Before the rescue, there was reportedly a standoff between police officers and one of the arrested men, who was armed. Eventually, police officers placed the suspect under arrest without incident.
Officers with the Taos County Sheriff’s Department went on to find four handguns with numerous rounds of ammunition after removing the men from what was described as a “compound.” One of the suspects was armed with a semi-automatic AR-15 rifle.
The men arrested in conjunction with the crime have been identified as Lucas Morten and Siraj Wahhaj.
According to a report by ABC News, authorities were originally searching for a missing 3-year-old boy, but they did not find him at the remote compound. However, what they did find was even more difficult for most people to fathom.
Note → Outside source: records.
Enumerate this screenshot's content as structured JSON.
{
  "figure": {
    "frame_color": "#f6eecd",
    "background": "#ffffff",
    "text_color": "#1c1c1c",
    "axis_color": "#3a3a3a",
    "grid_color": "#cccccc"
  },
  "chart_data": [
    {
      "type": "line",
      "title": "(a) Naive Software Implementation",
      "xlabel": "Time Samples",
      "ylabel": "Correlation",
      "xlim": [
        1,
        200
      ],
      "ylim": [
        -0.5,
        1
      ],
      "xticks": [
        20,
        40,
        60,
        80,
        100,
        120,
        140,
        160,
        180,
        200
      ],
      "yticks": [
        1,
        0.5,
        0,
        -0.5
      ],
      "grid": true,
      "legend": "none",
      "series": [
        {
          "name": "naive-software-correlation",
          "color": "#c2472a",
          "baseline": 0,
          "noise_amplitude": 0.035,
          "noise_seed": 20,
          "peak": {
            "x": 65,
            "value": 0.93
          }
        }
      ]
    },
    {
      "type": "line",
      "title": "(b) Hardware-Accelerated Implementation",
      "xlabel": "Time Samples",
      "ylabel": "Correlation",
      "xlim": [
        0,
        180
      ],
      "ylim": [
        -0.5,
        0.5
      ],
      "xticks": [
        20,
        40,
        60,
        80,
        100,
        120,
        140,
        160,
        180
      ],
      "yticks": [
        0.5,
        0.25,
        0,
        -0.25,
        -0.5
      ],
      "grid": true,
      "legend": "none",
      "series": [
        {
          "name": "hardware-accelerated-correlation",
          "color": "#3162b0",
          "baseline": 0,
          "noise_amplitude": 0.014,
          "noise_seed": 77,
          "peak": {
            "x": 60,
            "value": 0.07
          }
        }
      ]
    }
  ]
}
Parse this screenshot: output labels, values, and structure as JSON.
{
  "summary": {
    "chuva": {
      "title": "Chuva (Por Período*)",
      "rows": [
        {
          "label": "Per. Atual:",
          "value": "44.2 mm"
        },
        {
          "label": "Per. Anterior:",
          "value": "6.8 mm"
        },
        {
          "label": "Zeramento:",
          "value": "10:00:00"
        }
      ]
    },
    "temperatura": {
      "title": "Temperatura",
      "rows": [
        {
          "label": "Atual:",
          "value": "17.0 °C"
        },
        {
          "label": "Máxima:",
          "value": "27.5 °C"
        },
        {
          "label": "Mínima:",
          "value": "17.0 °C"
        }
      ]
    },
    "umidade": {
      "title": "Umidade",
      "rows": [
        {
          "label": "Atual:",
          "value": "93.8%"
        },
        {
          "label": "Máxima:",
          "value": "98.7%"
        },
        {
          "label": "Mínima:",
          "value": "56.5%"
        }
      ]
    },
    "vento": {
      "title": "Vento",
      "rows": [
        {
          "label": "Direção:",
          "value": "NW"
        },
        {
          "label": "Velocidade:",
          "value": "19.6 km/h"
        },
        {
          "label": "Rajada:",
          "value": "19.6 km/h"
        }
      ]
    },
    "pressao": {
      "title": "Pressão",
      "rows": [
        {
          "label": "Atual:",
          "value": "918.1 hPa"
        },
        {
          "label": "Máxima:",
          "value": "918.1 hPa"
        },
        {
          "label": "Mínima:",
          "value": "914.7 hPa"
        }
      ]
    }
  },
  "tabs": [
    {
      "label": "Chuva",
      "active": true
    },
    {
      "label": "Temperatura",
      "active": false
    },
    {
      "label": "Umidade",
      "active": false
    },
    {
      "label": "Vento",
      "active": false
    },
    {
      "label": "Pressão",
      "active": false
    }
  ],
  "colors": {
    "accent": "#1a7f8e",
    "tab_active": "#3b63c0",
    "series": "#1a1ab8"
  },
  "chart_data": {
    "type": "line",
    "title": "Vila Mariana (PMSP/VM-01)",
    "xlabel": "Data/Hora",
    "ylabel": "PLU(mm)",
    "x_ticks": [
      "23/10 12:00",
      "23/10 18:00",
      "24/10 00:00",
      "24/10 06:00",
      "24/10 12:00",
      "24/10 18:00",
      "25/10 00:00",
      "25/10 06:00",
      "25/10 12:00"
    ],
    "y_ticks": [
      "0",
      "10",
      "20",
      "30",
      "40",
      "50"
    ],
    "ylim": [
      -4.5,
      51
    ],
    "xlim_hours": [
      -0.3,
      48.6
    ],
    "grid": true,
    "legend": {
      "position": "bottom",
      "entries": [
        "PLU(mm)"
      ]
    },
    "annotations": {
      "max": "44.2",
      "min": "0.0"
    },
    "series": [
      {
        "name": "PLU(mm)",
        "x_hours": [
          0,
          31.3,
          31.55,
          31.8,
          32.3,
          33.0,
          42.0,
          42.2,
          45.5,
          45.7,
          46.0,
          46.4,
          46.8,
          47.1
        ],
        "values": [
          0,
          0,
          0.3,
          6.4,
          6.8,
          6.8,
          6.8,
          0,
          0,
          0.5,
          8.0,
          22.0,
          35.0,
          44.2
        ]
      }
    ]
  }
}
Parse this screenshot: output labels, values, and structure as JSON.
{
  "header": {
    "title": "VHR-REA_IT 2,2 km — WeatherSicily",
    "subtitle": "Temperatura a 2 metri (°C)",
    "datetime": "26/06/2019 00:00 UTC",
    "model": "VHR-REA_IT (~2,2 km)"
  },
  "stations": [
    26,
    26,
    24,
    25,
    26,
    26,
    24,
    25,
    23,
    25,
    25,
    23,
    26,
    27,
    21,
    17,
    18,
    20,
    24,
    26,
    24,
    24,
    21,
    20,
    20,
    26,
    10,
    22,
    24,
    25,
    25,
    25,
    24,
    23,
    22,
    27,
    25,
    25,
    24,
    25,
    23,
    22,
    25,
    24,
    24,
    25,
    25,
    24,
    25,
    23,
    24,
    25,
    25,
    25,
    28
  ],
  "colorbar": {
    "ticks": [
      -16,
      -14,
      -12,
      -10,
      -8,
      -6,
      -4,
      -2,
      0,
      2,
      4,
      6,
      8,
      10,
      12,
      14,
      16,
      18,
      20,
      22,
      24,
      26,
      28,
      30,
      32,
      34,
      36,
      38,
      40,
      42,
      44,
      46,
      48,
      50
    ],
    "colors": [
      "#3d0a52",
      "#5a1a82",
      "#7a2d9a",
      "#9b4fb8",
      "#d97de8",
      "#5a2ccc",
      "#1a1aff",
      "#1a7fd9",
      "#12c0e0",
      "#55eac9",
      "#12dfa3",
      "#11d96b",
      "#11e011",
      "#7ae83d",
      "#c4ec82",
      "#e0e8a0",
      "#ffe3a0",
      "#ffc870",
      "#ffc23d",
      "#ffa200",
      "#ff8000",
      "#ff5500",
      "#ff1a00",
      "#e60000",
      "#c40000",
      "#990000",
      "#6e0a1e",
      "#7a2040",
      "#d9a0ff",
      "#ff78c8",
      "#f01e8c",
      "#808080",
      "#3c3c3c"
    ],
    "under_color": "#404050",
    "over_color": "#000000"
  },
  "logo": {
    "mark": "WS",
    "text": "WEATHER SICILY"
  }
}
In all, 11 children were found being kept in deplorable conditions, provided no water, virtually no food, and they were barely dressed, according to Sherriff Jerry Hogrefe. The sheriff likened the appearance of the children to refugees from impoverished or war-torn countries.
“The only food we saw were a few potatoes and a box of rice in the filthy trailer. But what was most surprising, and heartbreaking, was when the team located a total of five adults and 11 children that looked like third-world country refugees not only with no food or fresh water, but with no shoes, personal hygiene and basically dirty rags for clothing.”
The children’s age ranged from 1-year-old all the way up to age 15-years-old.
— The Boston Globe (@BostonGlobe) August 5, 2018
Authorities are also investigating the roles of three women present during the raid. Police believe they were the mothers of the rescued children. At this time, authorities have not arrested these women, though they were temporarily detained.
— CBS News (@CBSNews) August 5, 2018
Officers stated that the children were turned over to New Mexico’s Children Youth and Families Departments after arresting the suspects without incident.
The FBI reportedly surveilled the desert compound long before the raid, but officers were only able to descend upon the dwelling after receiving a warrant. The warrant could not be obtained until it was eventually sparked by a note sent from inside the compound, which ultimately reached a Georgia detective reading “We are starving and need food and water.”
Who delivered that note and exactly how it got there was unclear.
The scene at the compound was described as something reminiscent of a horror film and included a trailer that had been completely buried underground covered up with tarps. The dwelling had no running water or electricity and was described by Sheriff Hogrefe as “the saddest living conditions and poverty [he has] seen.”